Wieder einmal habe ich das Buch One Up on Wall Street von Peter Lynch hervorgeholt, weil ich wissen wollte, wie Lynch ein tolles Unternehmen definiert… ich hatte gerade das Kapitel zum gleichen Thema in Charlie Tian’s Invest like a Guru gelesen und wollte das mal vergleichen. Ich stelle fest, Lynch orientiert sich etwas mehr an ganz profanen Charakteristika, während Tian offenbar ein Zahlenfreak ist. Ich nehme aber an, dass Lynch mit der Zielgruppe seines Buches im Hinterkopf bei manchen Themen bewusst etwas überspitzt geschrieben hat.

In diesem Artikel möchte ich also mal die 10 Kriterien vorstellen, anhand derer Peter Lynch ein attraktives Unternehmen festmacht.


#1: Simples bzw. fast langweiliges Business

Die Story, die uns das Management eines Unternehmens erzählt, zu verstehen und zu hinterfragen ist wesentlich einfacher, wenn wir das Geschäftsmodell des Unternehmens verstehen. Aus diesem Grund investiert Peter Lynch auch lieber in ein Unternehmen, das Strumpfhosen herstellt, als in eine Firma, die sich mit Kommunikationssatelliten beschäftigt.

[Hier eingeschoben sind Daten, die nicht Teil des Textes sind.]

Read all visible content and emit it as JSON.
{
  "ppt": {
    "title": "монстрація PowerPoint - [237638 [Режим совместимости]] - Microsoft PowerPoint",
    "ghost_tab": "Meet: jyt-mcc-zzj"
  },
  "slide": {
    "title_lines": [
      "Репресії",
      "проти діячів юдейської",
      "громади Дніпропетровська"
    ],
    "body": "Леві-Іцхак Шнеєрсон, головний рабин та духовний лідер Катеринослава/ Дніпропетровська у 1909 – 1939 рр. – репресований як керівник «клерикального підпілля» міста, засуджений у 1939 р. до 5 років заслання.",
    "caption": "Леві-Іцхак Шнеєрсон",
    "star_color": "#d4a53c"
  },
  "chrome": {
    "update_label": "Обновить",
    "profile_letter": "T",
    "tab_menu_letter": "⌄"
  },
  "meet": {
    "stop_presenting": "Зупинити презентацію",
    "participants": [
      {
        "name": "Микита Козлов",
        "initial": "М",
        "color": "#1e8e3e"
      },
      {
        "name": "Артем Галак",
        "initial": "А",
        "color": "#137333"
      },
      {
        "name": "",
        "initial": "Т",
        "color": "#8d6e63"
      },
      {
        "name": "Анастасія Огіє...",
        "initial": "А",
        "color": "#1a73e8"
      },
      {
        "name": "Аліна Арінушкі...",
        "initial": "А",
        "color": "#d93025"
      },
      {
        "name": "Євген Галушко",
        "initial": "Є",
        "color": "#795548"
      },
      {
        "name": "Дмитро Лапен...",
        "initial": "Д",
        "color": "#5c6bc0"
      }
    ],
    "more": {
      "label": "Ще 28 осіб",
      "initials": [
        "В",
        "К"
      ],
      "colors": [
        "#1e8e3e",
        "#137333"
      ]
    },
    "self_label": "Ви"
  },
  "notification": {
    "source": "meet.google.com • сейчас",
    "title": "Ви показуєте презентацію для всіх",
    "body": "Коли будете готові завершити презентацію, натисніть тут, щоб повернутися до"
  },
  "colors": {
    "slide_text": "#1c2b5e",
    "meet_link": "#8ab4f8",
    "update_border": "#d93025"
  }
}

When somebody says, “Any idiot could run this business,” that’s a plus as far as I’m concerned, because sooner or later any idiot probably is going to be running it.

Wenn Lynch sich zwischen einem Investment in ein gutes Unternehmen mit fähigem Management in einer komplexen und wettbewerbsintensiven Industrie und einem alltäglichen Unternehmen mit mittelmäßigem Management in einer einfachen Industrie ohne Wettbewerb entscheiden müsste, würde er letzteres wählen.

An folgenden Charakteristika können wir laut Lynch ggf. solch ein simples Unternehmen erkennen:

  • es hat einen langweiligen Namen wie z.B. Automatic Data Processing oder Bob Evans Farms – Unternehmen mit solchen Namen werden offenbar sowohl von Investoren als auch von Analysten weniger beachtet, obwohl es sich teilweise um sehr gute Geschäfte handelt
  • das Unternehmen stellt etwas langweiliges her bzw. erbringt eine langweilige oder sogar etwas abstoßende Dienstleistung wie z.B. die Herstellung von Getränkedosen oder Särgen oder die Entsorgung bzw. das Recycling von Abfällen

Ich habe mich in diesem Zusammenhang gefragt, ob ich ebenfalls unter einem solchen “Namens-Bias” leide, bin aber aktuell nicht sicher. Jedenfalls hört sich das für mich so abwegig an, dass da bestimmt etwas dran ist.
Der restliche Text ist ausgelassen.